After hearing today’s announcement of the 2012 budget, Andrew Biss, owner of the Primrose Valley hotel in St Ives, told BigHospitality: “It just seems to be more of the same for us. There is one standout thing that I would like to have seen changed in this budget: VAT. For me, it’s the elephant in the room, and if it was changed it would have a huge effect in our industry.

“I think if we’re going to kick start the industry then that’s the way to go, otherwise the Government are just playing with the edges really. But nothing’s mentioned. It doesn’t come as a surprise that the hospitality industry was left in the dark.”

Big business

Robin Sheppard is chairman of Bespoke Hotels – a collection of 50 properties across the UK, Europe, Far East and the Caribbean. Sheppard revealed his ‘disappointment’ at the Government for its neglect of the hotel industry.

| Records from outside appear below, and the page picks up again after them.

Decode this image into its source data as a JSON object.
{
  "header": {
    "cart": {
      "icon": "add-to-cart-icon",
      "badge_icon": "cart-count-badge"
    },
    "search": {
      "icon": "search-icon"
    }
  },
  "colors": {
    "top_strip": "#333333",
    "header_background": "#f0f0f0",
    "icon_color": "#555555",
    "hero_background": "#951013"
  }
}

He said: “I hoped there would be more tax incentive for equity injections into hotels and I had hoped that the existing Enterprise Investment Scheme​ vehicle which encourages people to invest in pubs would be extended into hotels and I can’t see any evidence of that. I think it’s a big mistake.

“Up until November, we were lead to believe that there would be strong government support for the hotel sector but since then it’s gone into reverse. I’m not surprised that this has happened, I’m just disappointed.”

Stephen McCall, managing director of InterContinental Hotels Group (IHG) for the UK and Ireland, added: “This is a huge year for tourism but we're still waiting for the Government to get behind the job-creation potential of our industry.

“With one of the highest rates of VAT on hotel accommodation in Europe, the UK shows an open for business sign but in practice the lights are off.”

Key 2012 budget announcements for the hotel sector:

  • The Chancellor announced an immediate one per cent cut in corporation tax after saying he wanted to make the UK's tax system more competitive for business than in any major economy across the world.
  • Ten major cities, including Belfast, Birmingham, Bradford, Cardiff, Leeds and London, will get money to upgrade their broadband networks. An additional £50million will be made available to smaller cities to upgrade their broadband networks as well.
  • Smaller businesses will be taxed on the amount of cash passing through their businesses rather than more complicated methods used for large companies.